Dastan tergelitik untuk mendekati seseorang yang terduduk sendirian di sudut taman. Pasalnya, gadis yang tidak dikenalnya itu terlihat sedang frustrasi. Sudah beberapa kali ini ia berdiri dari duduknya lantas mondar-mandir seperti setrika. Terduduk lagi, menggigit jari-jarinya secara bergantian. Dan, aksi terakhirnya yang berdiri di belakang bangku taman lalu membungkukkan badan, membuat Dastan semakin yakin untuk melancarkan niatnya.
Gadis itu tetap pada posisinya. Dastan berinisiatif untuk menyentuh pundaknya, kemudian memberi pertolongan yang tersirat dalam sebuah pertanyaan, "Maaf, ada yang bisa kubantu?"
Seraut wajah lusuh dengan sorotan mata yang sayu karena habis menangis yang Dastan dapatkan, seakan-akan menjadi jawaban atas pertanyaannya. Ya, gadis itu sangat membutuhkan pertolongannya. Ia pun mengajaknya duduk kembali.
"Apa kau sedang ada masalah?"
"Tidak, bukan masalah. Lebih tepatnya aku tersesat."
Dastan terkikik dalam hati. Ia juga sama seperti gadis itu yang tidak tahu arah. Makannya, ia menunggu temannya menjemput sembari bersantai di taman yang baru dikunjunginya ini.
"Kenapa kau terlihat sefrustrasi ini?
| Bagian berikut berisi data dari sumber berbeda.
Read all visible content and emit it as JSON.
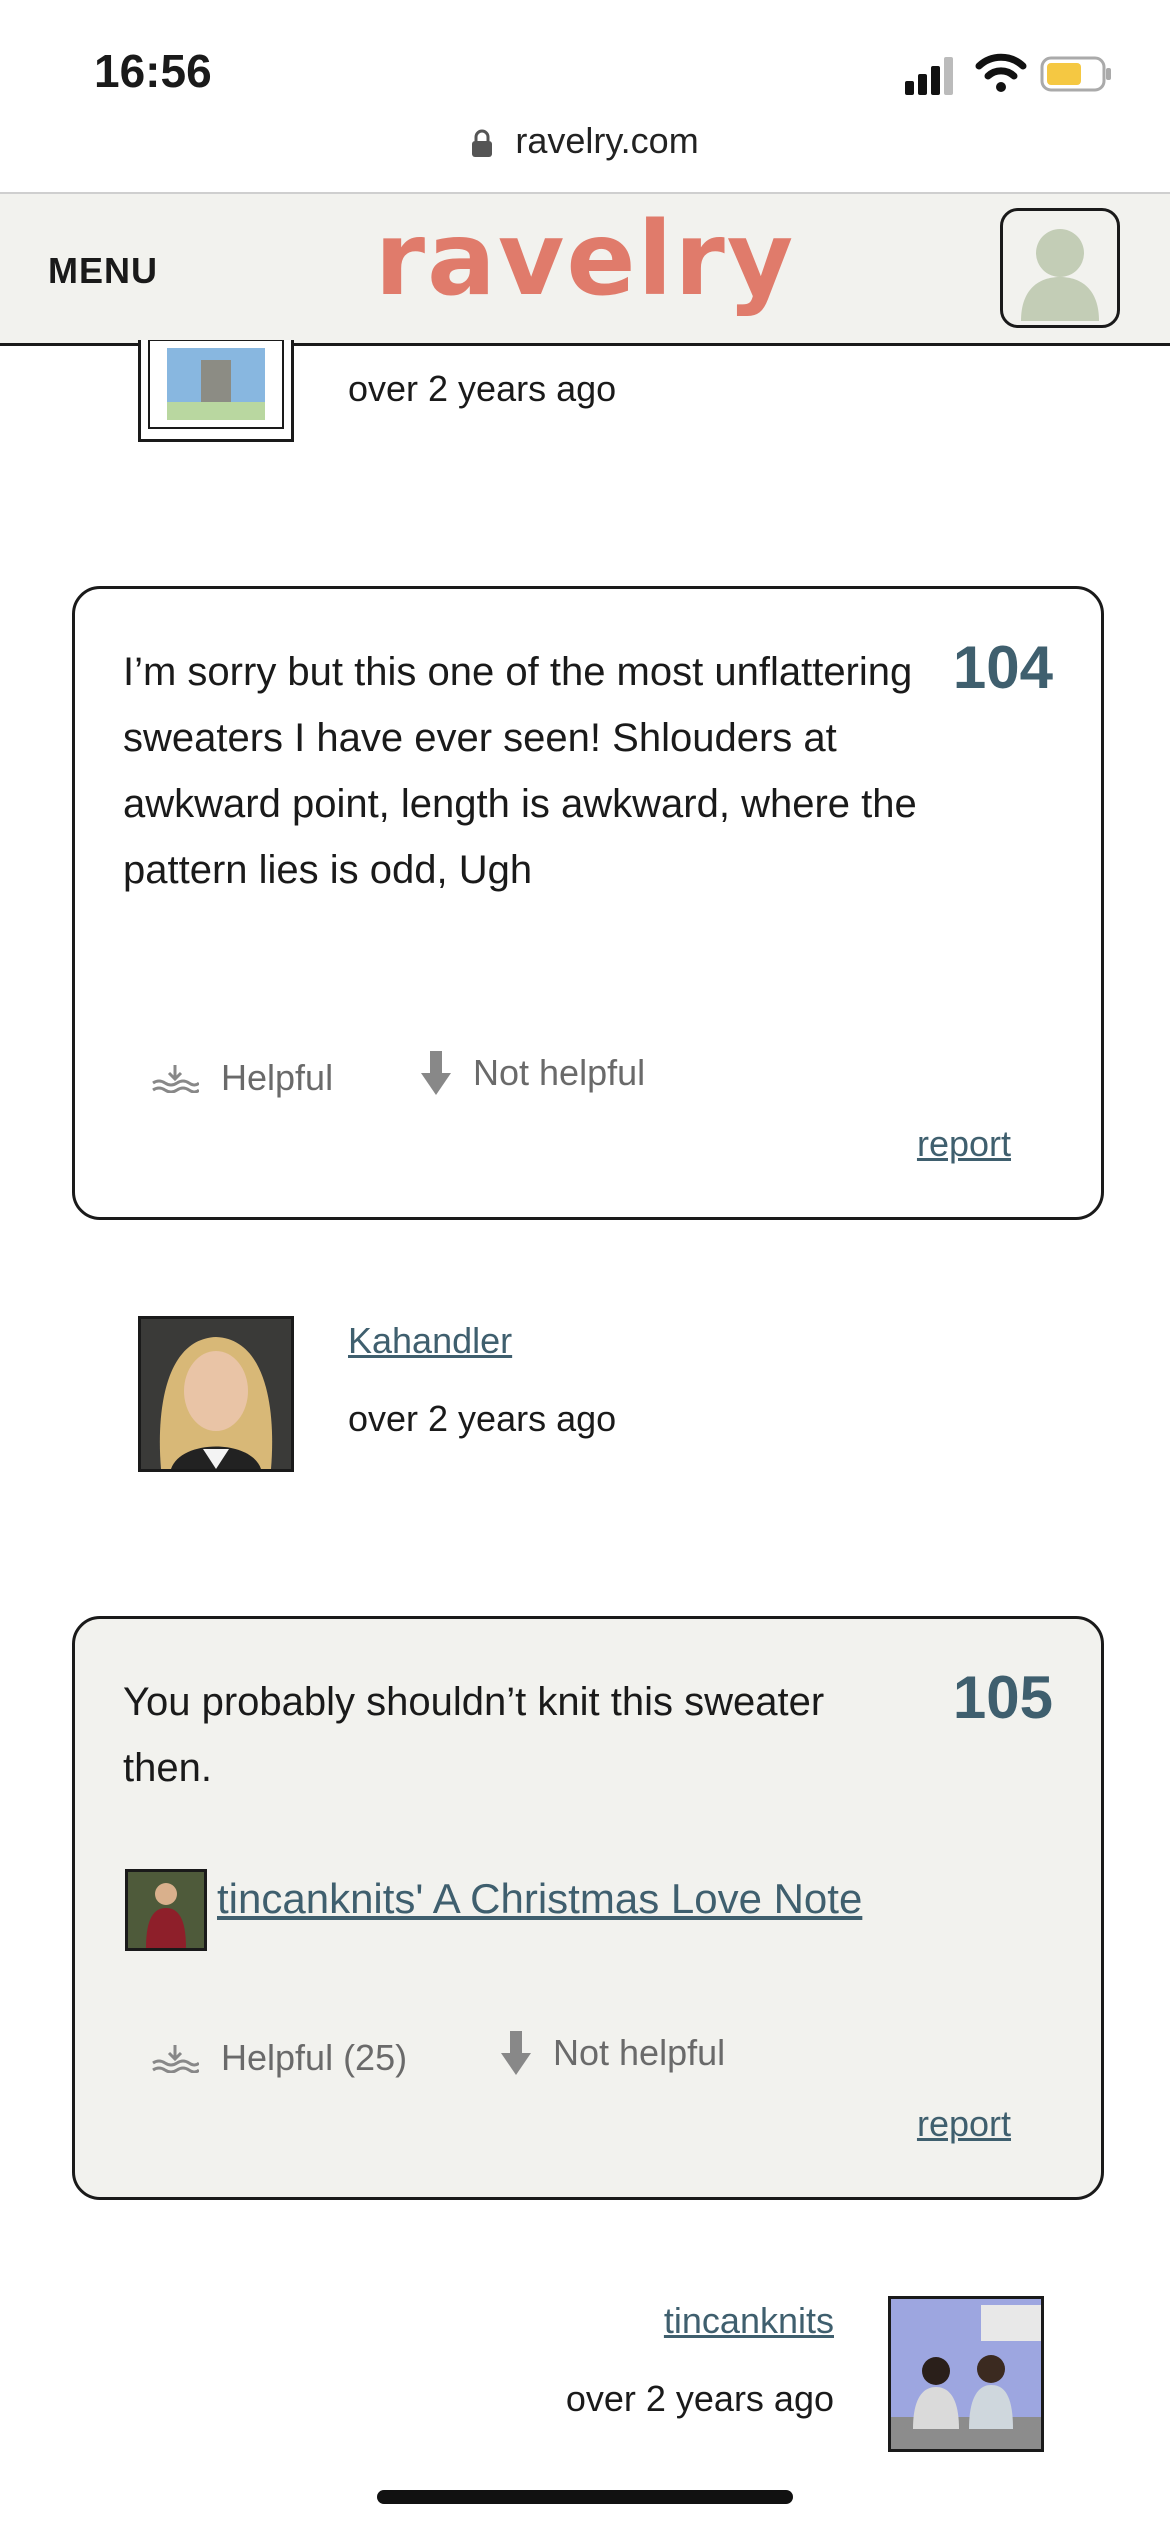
{
  "status_bar": {
    "time": "16:56",
    "icons": [
      "signal-icon",
      "wifi-icon",
      "battery-icon"
    ]
  },
  "browser": {
    "url": "ravelry.com",
    "icon": "lock-icon"
  },
  "header": {
    "menu_label": "MENU",
    "logo_text": "ravelry",
    "logo_color": "#e07b6b"
  },
  "comments": [
    {
      "time": "over 2 years ago"
    },
    {
      "number": "104",
      "text": "I’m sorry but this one of the most unflattering sweaters I have ever seen! Shlouders at awkward point, length is awkward, where the pattern lies is odd, Ugh",
      "helpful_label": "Helpful",
      "not_helpful_label": "Not helpful",
      "report_label": "report"
    },
    {
      "username": "Kahandler",
      "time": "over 2 years ago"
    },
    {
      "number": "105",
      "text": "You probably shouldn’t knit this sweater then.",
      "pattern_link": "tincanknits' A Christmas Love Note",
      "helpful_label": "Helpful (25)",
      "not_helpful_label": "Not helpful",
      "report_label": "report"
    },
    {
      "username": "tincanknits",
      "time": "over 2 years ago"
    }
  ],
  "colors": {
    "accent": "#3f5f6e",
    "card_highlight_bg": "#f2f2ee",
    "text": "#1a1a1a"
  }
}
Apa tidak ada yang tahu jalannya?"
Gadis itu berdehem. "Ya, tidak seorang pun di dunia ini yang tahu." Ia memberi jeda, lalu melanjutkannya kembali. "Bahkan, Google Maps atau GPRS sekali pun tidak tahu."
Ini pasti sebuah lelucon yang berbumbu teka-teki. Jangankan paham dengan perkataan gadis itu barusan, mengerjakan teka-teki silang saja Dastan tidak mahir. Singkatnya, ia payah dalam hal ini. Mungkin, bersikap apa adanya dengan mengatakan tidak tahu akan lebih membuatmu terlihat "normal" ketimbang berusaha menjawab, tapi, malah membuatmu konyol karena tidak masuk akal.
"Memangnya kamu tersesat di mana?"
"Di antara himpitan dan kesabaran."
Dastan makin tidak mengerti. Tapi, yang jelas, gadis ini sedang dihadapkan pada dua pilihan karena kata "di antara" sudah cukup menjadi clue atas keadaan dilematis itu. Ia pun tersenyum masam. Kebetulan sekali ia sore ini bertemu seseorang yang senasib dengannya?
"Memilih itu susah, ya. Satu dari dua sekali pun. Tapi, hati yang tenang pasti bisa melakukan pilihan dengan baik."
Gadis itu hendak memberi tanggapan. Akan tetapi, Dastan sudah keburu berbicara lagi. "Aku terancam berhenti kuliah karena ayahku, tulang punggung keluarga, meninggal. Pilihannya ada dua. DO lalu mencari kerja, atau cuti untuk kerja dengan segala kosekuensinya, lalu melanjutkan kuliah lagi."
"Kurasa, kamu memilih yang kedua. Pilihan yang tepat." Gadis itu tersenyum. "Sayangnya, apa yang menjadi tebakanmu tadi kurang tepat. Aku tidak sedang dihadapkan pada pilihan."
"Lalu?"
"Kamu nanti akan tahu jika melihat kesempatan di depan matamu, tapi kamu tidak bisa menggapainya karena suatu hal."